“Resistência e resiliência”. É assim que o venezuelano Wuilinton Quintero retoma sua trajetória como microempreendedor no Brasil. Há seis anos em Manaus (AM), ele não encontrou nenhum empreendedorismo não apenas um caminho de renda, mas uma forma de reconstruir sua vida com dignidade, mesmo diante de desafios como a barreira do idioma, a adaptação cultural e a informalidade. Sua história é uma entre centenas que vem sendo impulsionada pelo Projeto Negócio Raiz , iniciativa da Aliança Empreendedora com apoio da Youth Business International (YBI) e financiamento da Standard Chartered Foundation, por meio do Programa Futuremakers do Standard Chartered.

Com foco no fortalecimento do ecossistema da bioeconomia nas regiões Norte e Nordeste do Brasil, o Negócio Raiz já beneficiou mais de 800 microempreendedores só no primeiro ciclo do projeto. Em 2025, as formações acontecem de forma híbrida, com turmas presenciais no Pará e na Bahia e capacitações on-line via WhatsApp, como a que Wuilinton participou em 2024.

Cabeleireiro por vocação, formado pelo Senac Amazonas, Wuilinton passou a atender clientes em domicílio. Hoje, junto com o companheiro, inaugurou seu próprio estúdio de beleza, o Studio W&E . “Saí do meu país por motivos que muitos conhecem. Decidi vir para o Brasil, que é reconhecido mundialmente por sua excelência na área da beleza. Já estou aqui há mais de seis anos, cheguei pela fronteira em Boa Vista, buscando uma chance de recomeçar e crescer como profissional”, afirma o venezuelano.

Um dos principais desafios enfrentados pelos imigrantes que decidem empreender no Brasil é a barreira do idioma. “Com o tempo, fui me acostumando e desenvolvendo uma comunicação afetiva para conseguir me conectar com dois públicos mistos, os estrangeiros, que são os venezuelanos, e as pessoas daqui da cidade, que são as brasileiras. Então, apesar dessas dificuldades, entre elas a Covid-19, me mantive forte e continuei trabalhando mediante agendamento e atendimento a domicílio. Foi um pouco difícil, sim, mas não desisti”, relata.

Wuilinton confirmou o impacto transformador da jornada no Negócio Raiz. “Uma das experiências que mais me marcaram e que desenvolveram para o meu estúdio foi o companheirismo e a oportunidade de conhecer novas pessoas para continuar crescendo como profissional. Para transformar um negócio, você precisa construir ele degrau por degrau, para se sentir orgulhoso do que fez no futuro e manter seu negócio estável e formal. Dando passo a passo, você consegue manter tudo o que precisa. É necessário começar abaixo para alcançar resultados excelentes e, com o tempo, olhar para trás e dizer, eu consegui”, complementa Wuilinton.

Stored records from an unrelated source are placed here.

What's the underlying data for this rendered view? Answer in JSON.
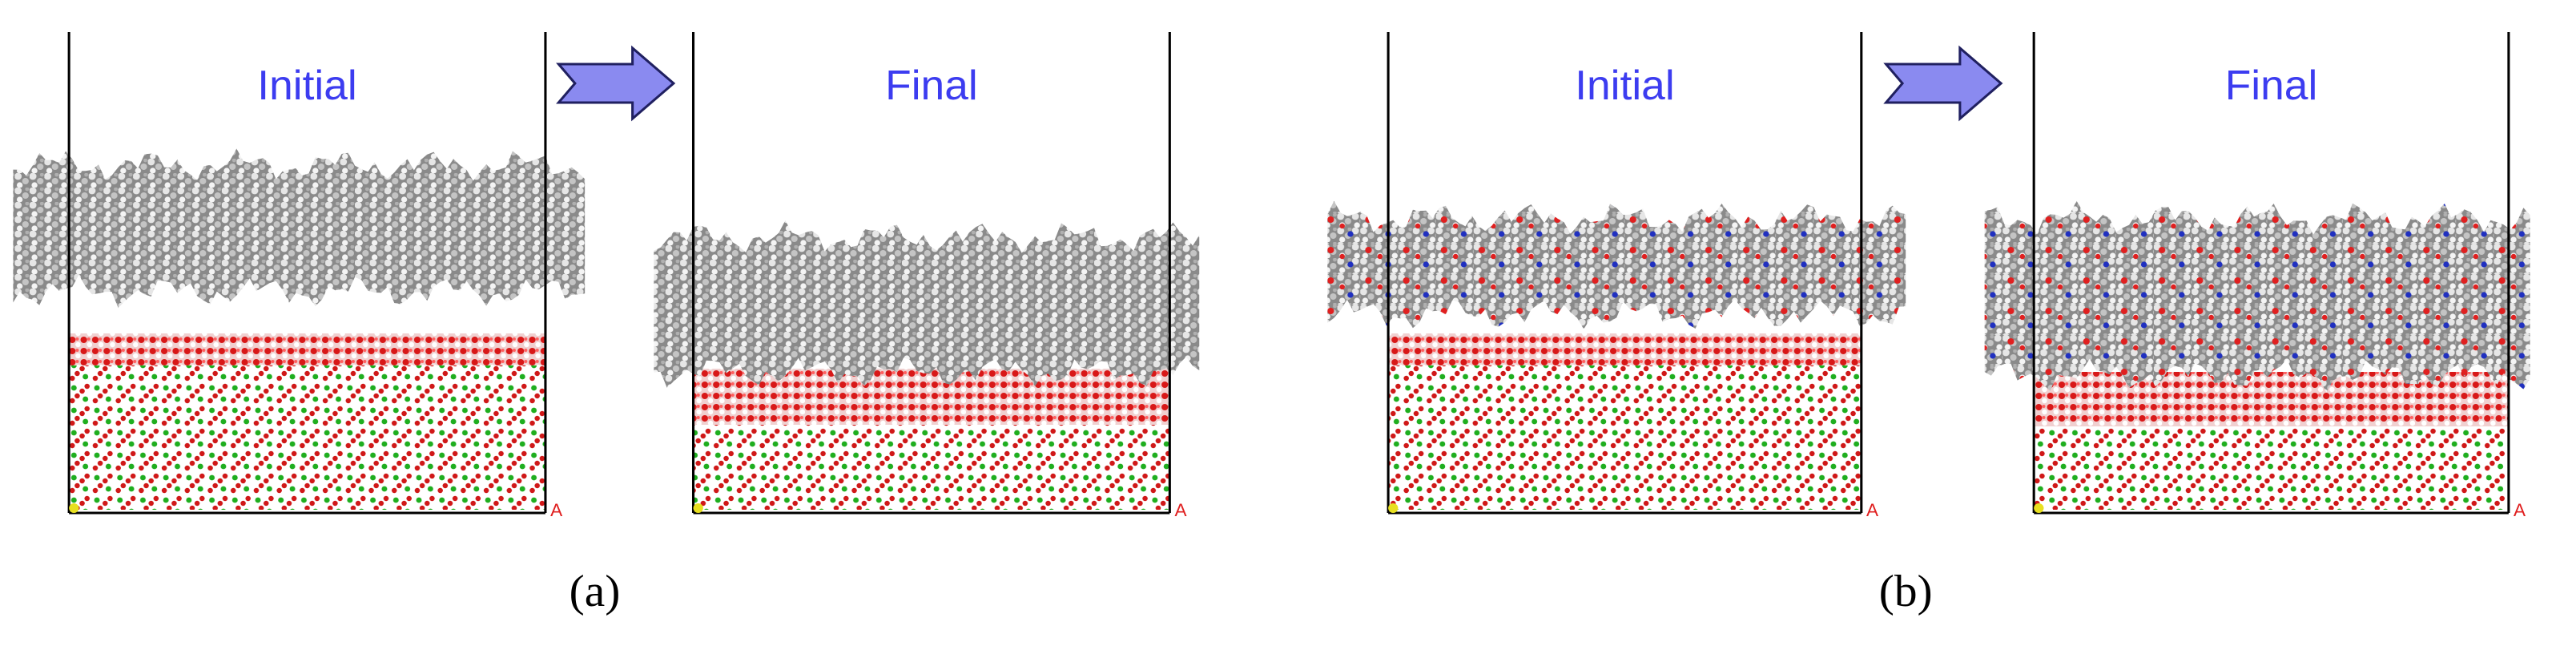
{
  "panels": [
    {
      "title": "Initial",
      "axis_label": "A"
    },
    {
      "title": "Final",
      "axis_label": "A"
    },
    {
      "title": "Initial",
      "axis_label": "A"
    },
    {
      "title": "Final",
      "axis_label": "A"
    }
  ],
  "captions": [
    "(a)",
    "(b)"
  ]
}
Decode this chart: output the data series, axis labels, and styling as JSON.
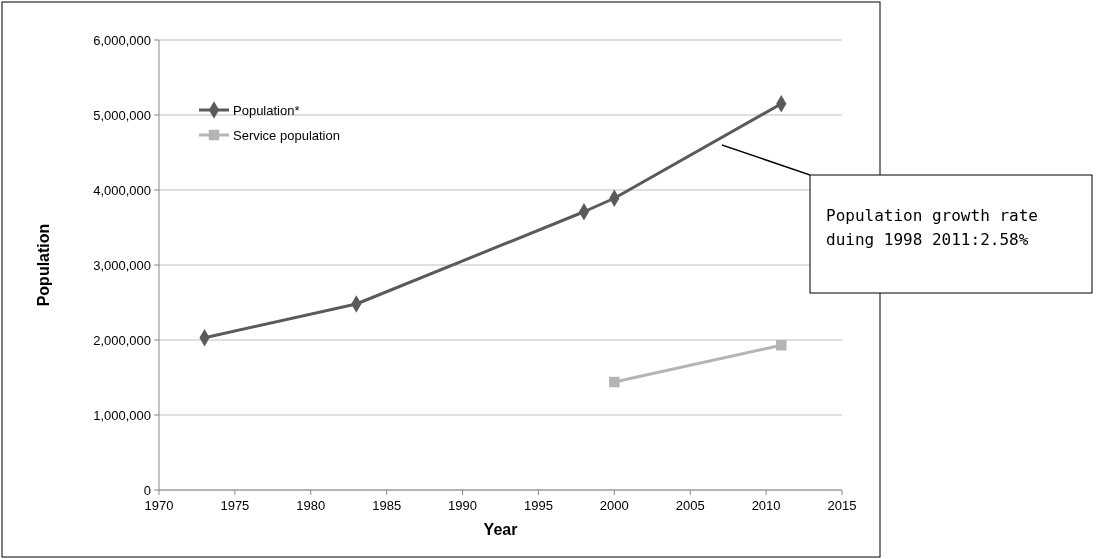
{
  "chart_data": {
    "type": "line",
    "xlabel": "Year",
    "ylabel": "Population",
    "xlim": [
      1970,
      2015
    ],
    "xticks": [
      1970,
      1975,
      1980,
      1985,
      1990,
      1995,
      2000,
      2005,
      2010,
      2015
    ],
    "ylim": [
      0,
      6000000
    ],
    "yticks": [
      {
        "value": 0,
        "label": "0"
      },
      {
        "value": 1000000,
        "label": "1,000,000"
      },
      {
        "value": 2000000,
        "label": "2,000,000"
      },
      {
        "value": 3000000,
        "label": "3,000,000"
      },
      {
        "value": 4000000,
        "label": "4,000,000"
      },
      {
        "value": 5000000,
        "label": "5,000,000"
      },
      {
        "value": 6000000,
        "label": "6,000,000"
      }
    ],
    "grid": "y",
    "legend": "top left",
    "series": [
      {
        "name": "Population*",
        "color": "#5a5a5a",
        "marker": "diamond",
        "x": [
          1973,
          1983,
          1998,
          2000,
          2011
        ],
        "values": [
          2030000,
          2480000,
          3710000,
          3890000,
          5150000
        ]
      },
      {
        "name": "Service population",
        "color": "#b4b4b4",
        "marker": "square",
        "x": [
          2000,
          2011
        ],
        "values": [
          1440000,
          1930000
        ]
      }
    ],
    "annotations": [
      "Population growth rate duing 1998 2011:2.58%"
    ]
  }
}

Número de empreendedores estrangeiros cresceu 74%

A região Norte segue como a principal porta de entrada de solicitantes de refúgio no Brasil. No terceiro quadrimestre de 2024, a região foi responsável por 72% dos pedidos, ampliando sua participação em relação ao período anterior, quando o índice foi de 51,9%. O aumento representa um crescimento de 45,5%, segundo dados do Portal de Imigração do Ministério da Justiça e Segurança Pública.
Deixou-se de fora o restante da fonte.